Sessions Court Judge David Norton explains illness, absence

Friday, January 1, 1904

photo David Norton

A judge whose illness has kept him off the bench at least one-third of the time since his March appointment says the same condition may affect whether he can serve if elected.

Sessions Court Judge David Norton said Thursday that an inherited, nonlife-threatening neurological illness that affects his motor skills but not his mental capacity has prevented him from serving and campaigning for much of the past four weeks.

If he does win the Aug. 2 election and retains his judgeship, Norton asks voters to trust his judgment of his own abilities as he works through treatment.

"If elected, I will not be able to serve immediately," Norton said in a statement posted on his website. "However, my name remains on the ballot and I want to see the election through, giving voters the right to decide who they would prefer to see in this very important position.'

In an interview, Norton said he would not sit on the bench if he is incapable of dealing with his illness.

"You can take all the medicines you want and sit on the bench, but it's not fair to the public to have somebody who's medicated sitting on the bench," he said.

He is awaiting further treatment that could resolve the condition, allowing him to serve, he said. If he is elected and the condition persists and interferes with his judicial duties, Norton said he would step down.

"If people want me to be the judge, then I think they should have the ability to vote for me," Norton said. "If people don't want to vote for me based on my not being available to serve or campaign, then that's their business."

The judge declined to disclose publicly the exact illness or detailed nature of treatment.

He said it was too late to remove his name from the August ballot when the neurological condition worsened in June.

The deadline for removing or changing candidate ballots for the upcoming election was April 12, seven days after candidates qualified, said Charlotte Mullis-Morgan, Hamilton County administrator of elections.

Norton was appointed March 1 in a 7-1 Hamilton County Commission vote to fill the vacant seat of Judge Bob Moon, who died in January.

Mullis-Morgan said election rules require that, if a public official's elected term is filled by appointment, the position is then up for re-election during the next regular August election.

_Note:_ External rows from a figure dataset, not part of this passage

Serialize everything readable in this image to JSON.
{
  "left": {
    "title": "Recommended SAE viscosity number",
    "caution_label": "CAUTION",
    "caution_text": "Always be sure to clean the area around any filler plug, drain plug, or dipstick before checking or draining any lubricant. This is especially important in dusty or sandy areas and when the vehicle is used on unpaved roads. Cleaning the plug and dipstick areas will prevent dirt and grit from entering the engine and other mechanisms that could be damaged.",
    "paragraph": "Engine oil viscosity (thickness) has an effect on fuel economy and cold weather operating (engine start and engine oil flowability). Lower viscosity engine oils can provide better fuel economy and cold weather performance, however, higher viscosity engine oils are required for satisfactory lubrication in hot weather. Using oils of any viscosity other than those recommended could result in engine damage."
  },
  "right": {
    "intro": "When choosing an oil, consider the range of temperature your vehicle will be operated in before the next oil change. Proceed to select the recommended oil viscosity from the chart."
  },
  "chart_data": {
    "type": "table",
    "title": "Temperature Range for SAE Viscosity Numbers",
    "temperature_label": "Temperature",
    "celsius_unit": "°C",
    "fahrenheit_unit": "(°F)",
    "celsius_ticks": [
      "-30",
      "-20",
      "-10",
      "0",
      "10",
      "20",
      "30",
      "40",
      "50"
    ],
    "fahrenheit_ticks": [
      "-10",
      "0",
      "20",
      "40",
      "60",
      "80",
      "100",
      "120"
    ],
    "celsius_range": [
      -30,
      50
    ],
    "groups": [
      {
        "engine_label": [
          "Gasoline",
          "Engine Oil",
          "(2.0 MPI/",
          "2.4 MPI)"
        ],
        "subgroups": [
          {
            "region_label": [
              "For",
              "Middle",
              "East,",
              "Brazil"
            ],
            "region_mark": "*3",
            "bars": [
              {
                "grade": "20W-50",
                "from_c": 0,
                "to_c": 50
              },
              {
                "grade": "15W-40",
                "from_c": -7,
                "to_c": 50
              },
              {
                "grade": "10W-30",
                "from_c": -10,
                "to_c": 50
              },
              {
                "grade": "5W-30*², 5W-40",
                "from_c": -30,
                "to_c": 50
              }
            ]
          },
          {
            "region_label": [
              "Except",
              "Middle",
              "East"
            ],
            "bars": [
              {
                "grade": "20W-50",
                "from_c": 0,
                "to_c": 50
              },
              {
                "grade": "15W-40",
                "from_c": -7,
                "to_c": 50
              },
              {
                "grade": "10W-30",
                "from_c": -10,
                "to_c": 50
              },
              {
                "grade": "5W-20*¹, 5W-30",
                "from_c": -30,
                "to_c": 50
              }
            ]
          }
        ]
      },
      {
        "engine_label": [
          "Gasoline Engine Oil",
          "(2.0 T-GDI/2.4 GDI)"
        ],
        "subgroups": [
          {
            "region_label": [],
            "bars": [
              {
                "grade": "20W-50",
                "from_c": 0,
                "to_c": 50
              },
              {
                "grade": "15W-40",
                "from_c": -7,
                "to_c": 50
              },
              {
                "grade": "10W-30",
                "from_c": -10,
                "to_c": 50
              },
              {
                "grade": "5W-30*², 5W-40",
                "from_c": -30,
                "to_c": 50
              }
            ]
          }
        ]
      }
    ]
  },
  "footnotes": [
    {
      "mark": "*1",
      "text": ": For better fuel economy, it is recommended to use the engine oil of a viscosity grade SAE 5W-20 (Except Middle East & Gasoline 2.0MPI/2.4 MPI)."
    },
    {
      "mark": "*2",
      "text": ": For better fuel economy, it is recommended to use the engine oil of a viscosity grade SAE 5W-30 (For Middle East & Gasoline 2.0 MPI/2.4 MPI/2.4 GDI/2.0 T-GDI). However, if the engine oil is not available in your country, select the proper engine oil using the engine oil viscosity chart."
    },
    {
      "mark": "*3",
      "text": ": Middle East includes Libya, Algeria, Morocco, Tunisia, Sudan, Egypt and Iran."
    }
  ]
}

If Norton were to be elected and later step down, the commission would have the authority to appoint a replacement, who would serve the remainder of the term until the regularly scheduled August 2014 election.

General Sessions Court judges serve an eight-year term in the normal election cycle.

Norton has been off the bench for all or part of the day at least 30 times since March 6, the day he was officially sworn into the post, according to court records. In that period, there were about 90 days of court docket work for Sessions judges to attend.

By comparison, the other Sessions judges have been gone for a varying number of days or portions of days in the same period: Christie Sell - 10 full days, five partial days; Clarence Shattuck - 10 full days, four partial days; Ronald Durby - seven full days; David Bales - five full days.

These figures were determined through a record search of the special judge sign-in sheets, which record when elected judges have attorneys sit in during their absences.

There are more unrecorded absences for which records were not easily available, and the records themselves do not show the full picture.

For instance, they do not reflect times when Sessions judges sit in for each other. Because of constitutional rights concerns, local Sessions judges must place criminal dockets as the first priority, said Sell, so there may be instances when an elected judge sits for another Sessions judge in criminal cases, but must find a substitute for his or her assigned civil docket.

Such paperwork would reflect that the elected judge had been absent from the assigned docket, but would not reflect that judge had sat for another judge, nor that the originally assigned judge was absent.

Court rules requires records be kept for special judges but does not require a record when one elected Sessions judge sits for another appointed or elected judge, according to the Tennessee Administrative Office of the Courts.